CSE 230 W11 - Type Inference



Adapted from the superb notes of Martin Grabmueller

> {-# LANGUAGE FlexibleContexts, TypeSynonymInstances, NoMonomorphismRestriction, OverlappingInstances, FlexibleInstances #-}
> import qualified Data.Map as Map
> import qualified Data.Set as Set
> import Data.Functor ((<$>))
> import Control.Monad.Error
> import Control.Monad.Reader
> import Control.Monad.State
> import qualified Text.PrettyPrint as PP

In this lecture, we will formalize the Hindley-Milner type inference algorithm, a function of whose type is

> typeInference :: TypeEnv -> Exp -> Either String Type

That is, the function takes as input a type-environment containing the types for variables (think “symbol table”), an expression whose type is to be inferred, and returns either an error string, if the expression has a type error, or the type inferred for the expression.

Preliminaries

We start by defining the datatypes (abstract syntax) for

Expressions

First, we define expressions, which is a direct translation of the different cases of lambda-calculus expressions.

> data Exp     =  EVar EVar 
> | ELit Lit
> | EApp Exp Exp
> | EAbs EVar Exp
> | ELet EVar Exp Exp
> deriving (Eq, Ord)

We use a wrapped variant of String to represent program variables

> newtype EVar = EV String deriving (Eq, Ord)

and we use Lit to denote the primitive constants in the language

> data Lit     =  LInt Integer
> | LBool Bool
> deriving (Eq, Ord)

Types and Schemes

Next, we define the different types for our language.
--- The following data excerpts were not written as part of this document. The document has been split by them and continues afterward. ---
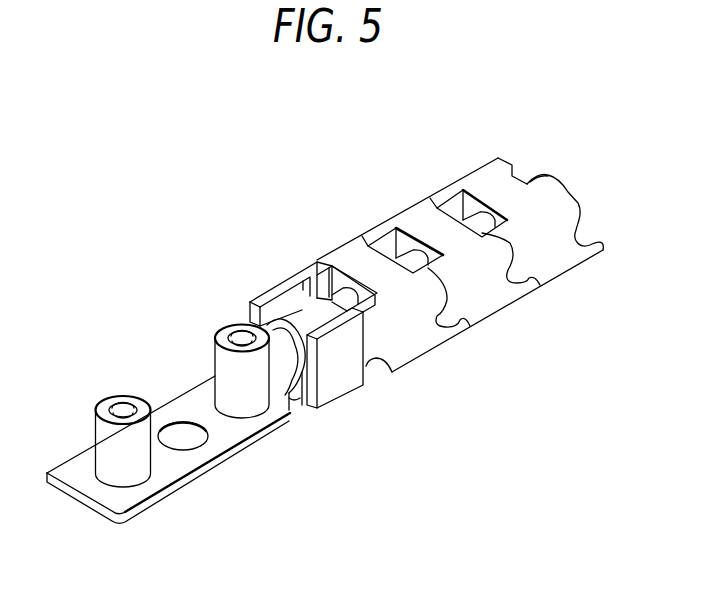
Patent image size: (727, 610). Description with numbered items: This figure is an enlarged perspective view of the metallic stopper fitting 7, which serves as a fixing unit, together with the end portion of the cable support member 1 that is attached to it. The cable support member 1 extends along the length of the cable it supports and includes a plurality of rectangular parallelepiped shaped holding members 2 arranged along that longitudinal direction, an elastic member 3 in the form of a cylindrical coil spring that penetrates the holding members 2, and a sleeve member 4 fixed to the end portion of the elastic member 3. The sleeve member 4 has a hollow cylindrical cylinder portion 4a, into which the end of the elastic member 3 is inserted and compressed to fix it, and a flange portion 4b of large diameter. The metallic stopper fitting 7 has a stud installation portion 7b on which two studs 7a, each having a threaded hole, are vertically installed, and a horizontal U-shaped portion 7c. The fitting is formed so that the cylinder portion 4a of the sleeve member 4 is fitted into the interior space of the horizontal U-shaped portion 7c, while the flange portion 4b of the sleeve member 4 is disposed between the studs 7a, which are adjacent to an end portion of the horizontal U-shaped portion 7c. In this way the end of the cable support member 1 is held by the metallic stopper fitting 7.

The cable support member 1 is at (399, 206).
The holding member 2 is at (468, 176).
The elastic member 3 is at (538, 176).
The sleeve member 4 is at (295, 317).
The cylinder portion 4a is at (330, 303).
The flange portion 4b is at (284, 378).
The metallic stopper fitting 7 is at (162, 512).
The stud 7a is at (103, 396).
The stud installation portion 7b is at (203, 474).
The horizontal U-shaped portion 7c is at (339, 380).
In essence, a type is either a base type TInt or TBool, or function types denoted by TArr or a type variables TVar.

> data Type    =  TVar TVar 
> | TInt
> | TBool
> | Type `TArr` Type
> deriving (Eq, Ord)
>
> newtype TVar = TV String deriving (Eq, Ord)
>
> data Scheme = Forall [TVar] Type

In order to provide readable output and error messages, we define several pretty-printing functions for the abstract syntax, that are shown at the end of this file.

Environments

The last datatype needed to formalize the behavior of the type inference algorithm is an environment (think “symbol table”) that contains the type schemes of all the free variables that appear in the expression to be analyzed. In other words, the environment maps each externally defined variable to its scheme

> newtype TypeEnv = TypeEnv (Map.Map EVar Scheme)

We will use the helper function env \\ (x, s) to replace the binding for variable x in the environment env with s

> (\\) :: TypeEnv -> (EVar, Scheme) -> TypeEnv
> (TypeEnv env) \\ (x, s) = TypeEnv $ Map.insert x s env

Unification

As we saw in our informal overview, the algorithm proceeds by generating fresh type variables for unknown types, and then traverses the expression to equate or unify the types of the sub-expressions based on how they are used with each other. This unification, in turn, proceeds by substituting an occurrence of a type variable’s occurrence in a type, with a whole type (eg substituting a type variable with some function type.) Next, we formalize the notion of substitution, and use it to define the unification procedure.

Free Variables and Substitution

First, we define substitutions, which are finite mappings from type variables to types.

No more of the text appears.